Once you’ve sent an email, that’s it – it’s in the wild, and nothing you do can bring it back. That’s the prevailing notion, anyway, an idea we’ve lived with ever since the technology first surfaced. And although some mail clients have taken measures to address this shortcoming, those efforts have largely fallen flat.
Microsoft Outlook’s “Recall Message” feature, for example, is almost completely ineffectual. Even when sending an email to a colleague within your own organization, its usefulness is suspect. And if you should inadvertently forward an email with a sensitive attachment to someone outside the organization, who isn’t using Outlook?
Sorry, the horse is out of the barn. No takebacks. Deal with it.
Hardly seems ideal, does it? After all, it’s not as though ephemeral messaging is impossible. Consumer apps have managed it, and they’ve done so very, very well – as of this writing, Snapchat has 1.65 billion monthly users.
Being able to expire access to a file that resides on an employee’s smartphone or tablet is important, but it shouldn’t be the sum total of your document security. You also need to consider critical documents that aren’t present in any repository; you need to think about sensitive files that aren’t uploaded to a secure enterprise file synchronization and sharing platform. How do you protect those files without unduly impeding your employees?
With BlackBerry Workspaces Email Protector (formerly known as WatchDox Email Protector), all of your organization’s outbound attachments remain under the complete control of IT. Even if you choose not to apply expiration dates, you can still reserve the right to revoke access to attachments later. And all of this happens without requiring any intervention by the end user.
There’s no Outlook plugin or authentication process. There are no additional apps users need to open or download.

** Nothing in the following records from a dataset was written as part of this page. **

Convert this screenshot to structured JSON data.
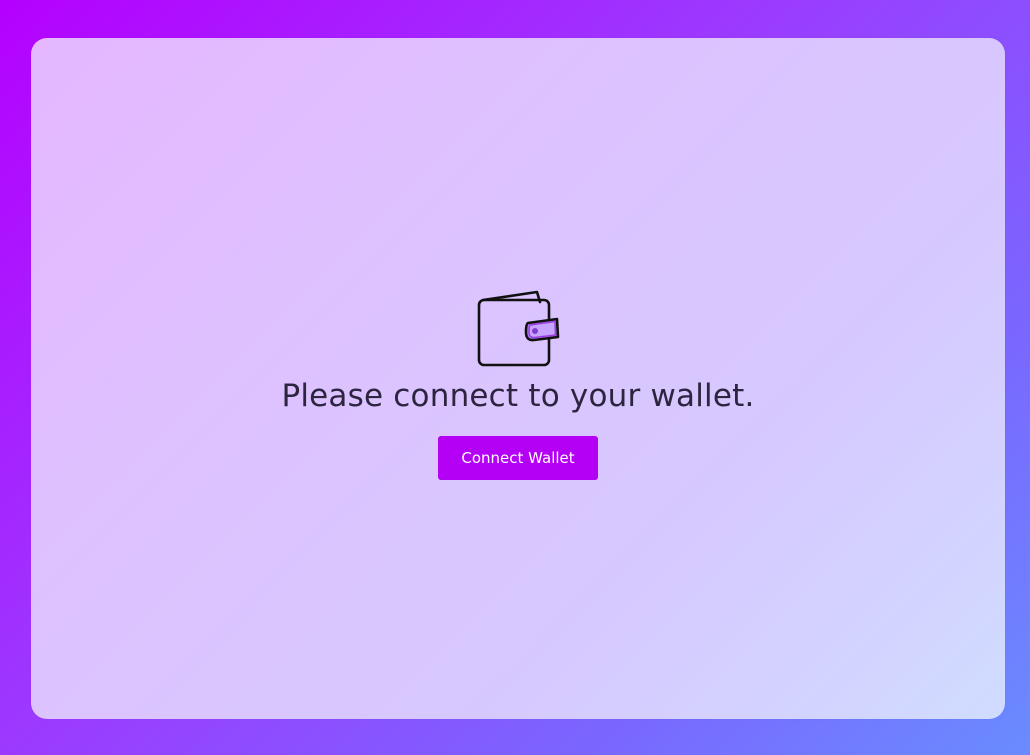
{
  "page": {
    "message": "Please connect to your wallet.",
    "connect_button_label": "Connect Wallet",
    "icon": "wallet-icon"
  },
  "colors": {
    "button_background": "#b400f5",
    "button_text": "#ffffff",
    "text": "#2d2540",
    "wallet_clasp": "#9b3fe0"
  }
}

All they have to do is hit “send.”
Administrators, meanwhile, have access to a set of controllable policies that allow them to either protect or exempt specific file types, users or domains. If you choose to integrate Email Protector with an existing email data-loss prevention tool, there’s even more you can do with it, applying additional controls base on DLP policies. You could, for example, protect email messages or files that contain particular keywords, such as “sensitive” or “confidential.”

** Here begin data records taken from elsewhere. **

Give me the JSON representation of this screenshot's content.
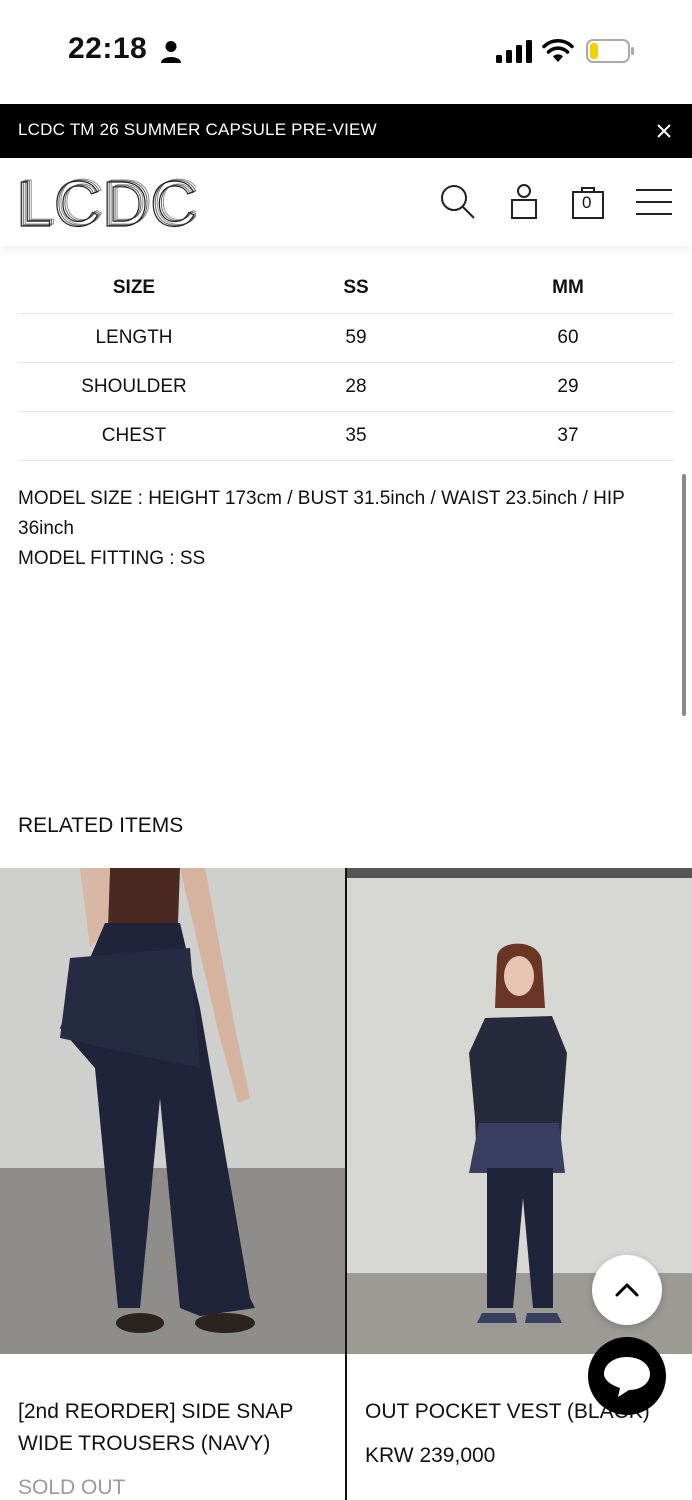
{
  "status_bar": {
    "time": "22:18"
  },
  "announcement": {
    "text": "LCDC TM 26 SUMMER CAPSULE PRE-VIEW"
  },
  "header": {
    "logo_text": "LCDC",
    "cart_count": "0"
  },
  "size_table": {
    "headers": [
      "SIZE",
      "SS",
      "MM"
    ],
    "rows": [
      [
        "LENGTH",
        "59",
        "60"
      ],
      [
        "SHOULDER",
        "28",
        "29"
      ],
      [
        "CHEST",
        "35",
        "37"
      ]
    ]
  },
  "model_info": {
    "size_line": "MODEL SIZE : HEIGHT 173cm / BUST 31.5inch / WAIST 23.5inch / HIP 36inch",
    "fitting_line": "MODEL FITTING : SS"
  },
  "related": {
    "title": "RELATED ITEMS",
    "products": [
      {
        "name": "[2nd REORDER] SIDE SNAP WIDE TROUSERS (NAVY)",
        "status": "SOLD OUT"
      },
      {
        "name": "OUT POCKET VEST (BLACK)",
        "price": "KRW 239,000"
      }
    ]
  },
  "colors": {
    "navy": "#20243a",
    "wall": "#c9c9c7",
    "floor": "#8d8c88",
    "accent": "#000000"
  }
}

Email Protector allows you to both safeguard against accidental sharing by your employees and extend your organization’s security perimeter to attachments sent to third parties. And the best part is that it’s available as a standalone solution, built for organizations that need to protect their emails but don’t require a full-fledged secure enterprise file synchronization and sharing (EFSS) platform.
The prevailing notion about email is that once a message is sent, there’s no way to take it back. In a modern context, this concept is outdated and unhealthy. Especially within the enterprise, your organization needs some way of protecting outbound emails, whether through timed expiration or access control.
BlackBerry Workspaces, formerly known as WatchDox, offers both – without requiring any additional work from IT or the end user.